Tulbaghia is a bulbous / rhizomatous plant, from the alliaceae family. Originally from South Africa, it is called 'wild garlic' there because of its taste and medicinal properties. Its flowers, tubular in shape, are grouped at the top of thin stems in the form of large umbels - hence its strong resemblance to a small agapanthus. There are two main families of tulbaghias: the violacaea with its fine green foliage, the variegata with its wider variegated foliage. The varieties of tulbaghia are available in a palette of colors ranging from purple to white, through a multitude of shades of pink.
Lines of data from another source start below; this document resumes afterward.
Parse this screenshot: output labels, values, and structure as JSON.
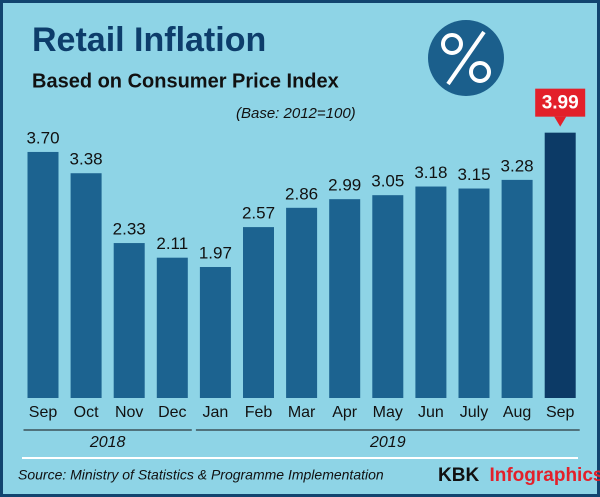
{
  "chart_data": {
    "type": "bar",
    "title": "Retail Inflation",
    "subtitle": "Based on Consumer Price Index",
    "note": "(Base: 2012=100)",
    "categories": [
      "Sep",
      "Oct",
      "Nov",
      "Dec",
      "Jan",
      "Feb",
      "Mar",
      "Apr",
      "May",
      "Jun",
      "July",
      "Aug",
      "Sep"
    ],
    "values": [
      3.7,
      3.38,
      2.33,
      2.11,
      1.97,
      2.57,
      2.86,
      2.99,
      3.05,
      3.18,
      3.15,
      3.28,
      3.99
    ],
    "value_labels": [
      "3.70",
      "3.38",
      "2.33",
      "2.11",
      "1.97",
      "2.57",
      "2.86",
      "2.99",
      "3.05",
      "3.18",
      "3.15",
      "3.28",
      "3.99"
    ],
    "color": "#1c6390",
    "highlight_color": "#0c3a66",
    "highlight_label_color": "#e3202a",
    "group_labels": [
      "2018",
      "2019"
    ],
    "source": "Source: Ministry of Statistics & Programme Implementation",
    "brand": "KBK",
    "brand_suffix": "Infographics"
  }
}
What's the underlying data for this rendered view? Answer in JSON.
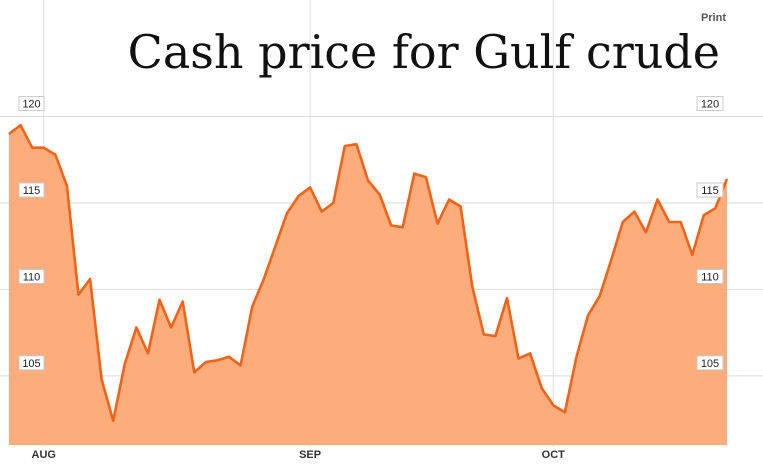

Tulbaghia is a very floriferous plant, its flowering extends from June until frost.
Like its cousin the agapanthus, the tulbaghia thrives in well-drained soil, and a sunny exposure. You can plant it in a border, a bed, or in a pot.
This plant is easy to grow, requiring only a small amount of water. This perennial is perfectly resistant to heat / drought. Tulbaghia tolerates the cold quite well, as long as you remember to cover it with mulch in winter - or to put in the pots if possible. Its long summer flowering, until frost, makes it the new star of winter gardens. Indeed, the tulbaghia brings a touch of color in the autumn massifs.
In the garden, the smell given off by tulbaghia has the advantage of warding off parasitic insects (such as aphids for example). We also recognize the fungicidal effect of its roots in the soil. In the vegetable garden, plant it rather on the edge because this perennial does not like to be disturbed. The fragrant flowers of tulbaghias attract pollinating insects.
Tulbaghia is an edible plant. Its delicate little flowers taste like garlic, they will go wonderfully with your summer salads, butters or flavored mayonnaise!